Il sistema tariffario nazionale, infatti, non distingue in modo adeguato tra una visita oculistica per adulto e una valutazione ortottica complessa in età pediatrica.
Anche se esistono voci specifiche nel nomenclatore (“visita ortottica”, “studio della motilità oculare”), i relativi rimborsi regionali sono talmente bassi che molti reparti preferiscono limitare l’offerta di queste prestazioni o affidarle al privato convenzionato.
Il ruolo dell’ortottista nel percorso pediatrico
In questo contesto, l'ortottista rappresenta la figura chiave per garantire continuità e qualità assistenziale. È il professionista che valuta la motilità oculare, rileva segni precoci di ambliopia, imposta la terapia occlusiva e segue il bambino nel percorso riabilitativo.
Nonostante la sua centralità clinica, l’attività ortottica viene valorizzata poco sul piano economico e spesso resta subordinata alla disponibilità organizzativa della struttura.
Molti ortottisti, anche motivati e competenti, si trovano così a dover scegliere tra la continuità nel pubblico e la sostenibilità del lavoro nel privato, dove il costo della seduta deve restare accessibile alle famiglie.
Effetti sulla formazione e sull’offerta territoriale
La conseguenza di questo squilibrio economico è duplice:
Sempre meno professionisti scelgono di dedicarsi stabilmente all’oculistica pediatrica o alla riabilitazione visiva.
Le differenze territoriali aumentano: in alcune regioni del Sud o nelle province minori, trovare un servizio ortottico pediatrico pubblico è sempre più difficile.
A lungo termine, ciò rischia di trasformarsi in un problema di salute pubblica: diagnosi tardive, trattamenti interrotti e un aumento delle disuguaglianze nell’accesso alla cura.

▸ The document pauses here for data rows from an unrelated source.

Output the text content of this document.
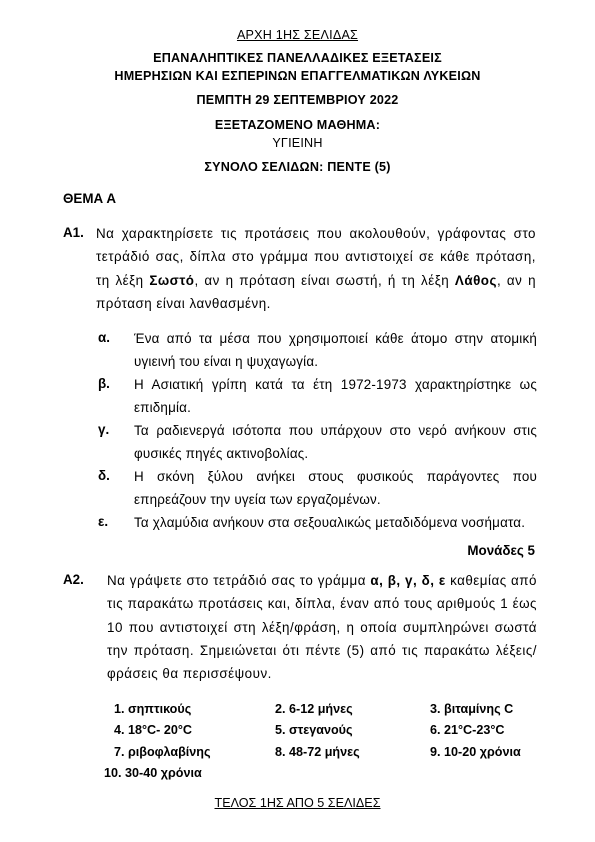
ΑΡΧΗ 1ΗΣ ΣΕΛΙΔΑΣ
ΕΠΑΝΑΛΗΠΤΙΚΕΣ ΠΑΝΕΛΛΑΔΙΚΕΣ ΕΞΕΤΑΣΕΙΣ
ΗΜΕΡΗΣΙΩΝ ΚΑΙ ΕΣΠΕΡΙΝΩΝ ΕΠΑΓΓΕΛΜΑΤΙΚΩΝ ΛΥΚΕΙΩΝ
ΠΕΜΠΤΗ 29 ΣΕΠΤΕΜΒΡΙΟΥ 2022
ΕΞΕΤΑΖΟΜΕΝΟ ΜΑΘΗΜΑ:
ΥΓΙΕΙΝΗ
ΣΥΝΟΛΟ ΣΕΛΙΔΩΝ: ΠΕΝΤΕ (5)
ΘΕΜΑ Α
Α1. Να χαρακτηρίσετε τις προτάσεις που ακολουθούν, γράφοντας στο τετράδιό σας, δίπλα στο γράμμα που αντιστοιχεί σε κάθε πρόταση, τη λέξη Σωστό, αν η πρόταση είναι σωστή, ή τη λέξη Λάθος, αν η πρόταση είναι λανθασμένη.
α. Ένα από τα μέσα που χρησιμοποιεί κάθε άτομο στην ατομική υγιεινή του είναι η ψυχαγωγία.
β. Η Ασιατική γρίπη κατά τα έτη 1972-1973 χαρακτηρίστηκε ως επιδημία.
γ. Τα ραδιενεργά ισότοπα που υπάρχουν στο νερό ανήκουν στις φυσικές πηγές ακτινοβολίας.
δ. Η σκόνη ξύλου ανήκει στους φυσικούς παράγοντες που επηρεάζουν την υγεία των εργαζομένων.
ε. Τα χλαμύδια ανήκουν στα σεξουαλικώς μεταδιδόμενα νοσήματα.
Μονάδες 5
Α2. Να γράψετε στο τετράδιό σας το γράμμα α, β, γ, δ, ε καθεμίας από τις παρακάτω προτάσεις και, δίπλα, έναν από τους αριθμούς 1 έως 10 που αντιστοιχεί στη λέξη/φράση, η οποία συμπληρώνει σωστά την πρόταση. Σημειώνεται ότι πέντε (5) από τις παρακάτω λέξεις/φράσεις θα περισσέψουν.
1. σηπτικούς	2. 6-12 μήνες	3. βιταμίνης C
4. 18°C- 20°C	5. στεγανούς	6. 21°C-23°C
7. ριβοφλαβίνης	8. 48-72 μήνες	9. 10-20 χρόνια
10. 30-40 χρόνια
ΤΕΛΟΣ 1ΗΣ ΑΠΟ 5 ΣΕΛΙΔΕΣ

Ripensare il valore della prevenzione visiva
Per invertire questa tendenza, servirebbe una revisione del sistema tariffario che riconosca:
la specificità delle prestazioni pediatriche e ortottiche;
la complessità del tempo dedicato alla valutazione e al dialogo con il bambino e la famiglia;
l’impatto preventivo di tali attività sul futuro visivo e sociale del paziente.

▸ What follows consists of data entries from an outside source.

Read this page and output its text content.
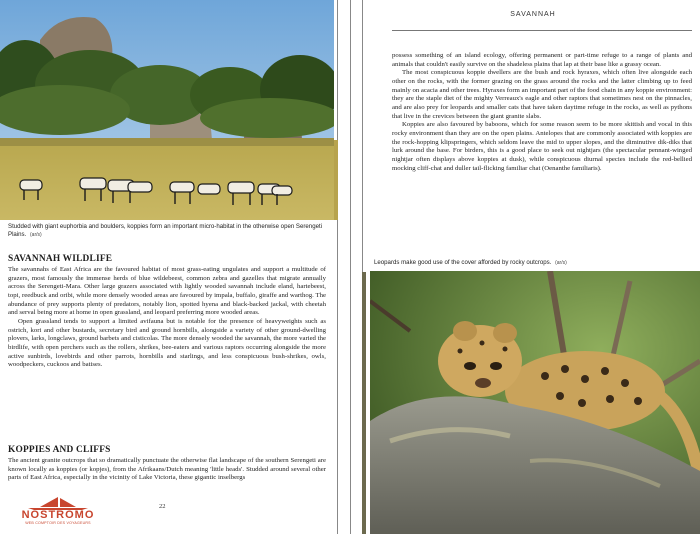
Studded with giant euphorbia and boulders, koppies form an important micro-habitat in the otherwise open Serengeti Plains. (ar/s)
SAVANNAH WILDLIFE

The savannahs of East Africa are the favoured habitat of most grass-eating ungulates and support a multitude of grazers, most famously the immense herds of blue wildebeest, common zebra and gazelles that migrate annually across the Serengeti-Mara. Other large grazers associated with lightly wooded savannah include eland, hartebeest, topi, reedbuck and oribi, while more densely wooded areas are favoured by impala, buffalo, giraffe and warthog. The abundance of prey supports plenty of predators, notably lion, spotted hyena and black-backed jackal, with cheetah and serval being more at home in open grassland, and leopard preferring more wooded areas.

Open grassland tends to support a limited avifauna but is notable for the presence of heavyweights such as ostrich, kori and other bustards, secretary bird and ground hornbills, alongside a variety of other ground-dwelling plovers, larks, longclaws, ground barbets and cisticolas. The more densely wooded the savannah, the more varied the birdlife, with open perchers such as the rollers, shrikes, bee-eaters and various raptors occurring alongside the more active sunbirds, lovebirds and other parrots, hornbills and starlings, and less conspicuous bush-shrikes, owls, woodpeckers, cuckoos and batises.

KOPPIES AND CLIFFS

The ancient granite outcrops that so dramatically punctuate the otherwise flat landscape of the southern Serengeti are known locally as koppies (or kopjes), from the Afrikaans/Dutch meaning 'little heads'. Studded around several other parts of East Africa, especially in the vicinity of Lake Victoria, these gigantic inselbergs

22
SAVANNAH

possess something of an island ecology, offering permanent or part-time refuge to a range of plants and animals that couldn't easily survive on the shadeless plains that lap at their base like a grassy ocean.

The most conspicuous koppie dwellers are the bush and rock hyraxes, which often live alongside each other on the rocks, with the former grazing on the grass around the rocks and the latter climbing up to feed mainly on acacia and other trees. Hyraxes form an important part of the food chain in any koppie environment: they are the staple diet of the mighty Verreaux's eagle and other raptors that sometimes nest on the pinnacles, and are also prey for leopards and smaller cats that have taken daytime refuge in the rocks, as well as pythons that live in the crevices between the giant granite slabs.

Koppies are also favoured by baboons, which for some reason seem to be more skittish and vocal in this rocky environment than they are on the open plains. Antelopes that are commonly associated with koppies are the rock-hopping klipspringers, which seldom leave the mid to upper slopes, and the diminutive dik-diks that lurk around the base. For birders, this is a good place to seek out nightjars (the spectacular pennant-winged nightjar often displays above koppies at dusk), while conspicuous diurnal species include the red-bellied mocking cliff-chat and duller tail-flicking familiar chat (Oenanthe familiaris).

Leopards make good use of the cover afforded by rocky outcrops. (ar/s)
NOSTROMO
WEB COMPTOIR DES VOYAGEURS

In parallelo, sarebbe utile promuovere progetti di screening scolastico e territoriale, in collaborazione tra oculisti, ortottisti e amministrazioni locali, affinché la prevenzione diventi una voce di valore, non una spesa marginale.
Conclusione
L’oculistica pediatrica italiana non soffre di mancanza di competenze, ma di una struttura economica che ne limita la sopravvivenza.
Finché le prestazioni preventive e riabilitative verranno rimborsate a tariffe inadeguate, continueranno a essere considerate “servizi di vocazione”, sostenuti più dalla passione dei professionisti che da un sistema equo.
Riconoscere il giusto valore economico all’attività ortottica e pediatrica non è un privilegio di categoria, ma un investimento nella salute visiva delle generazioni future.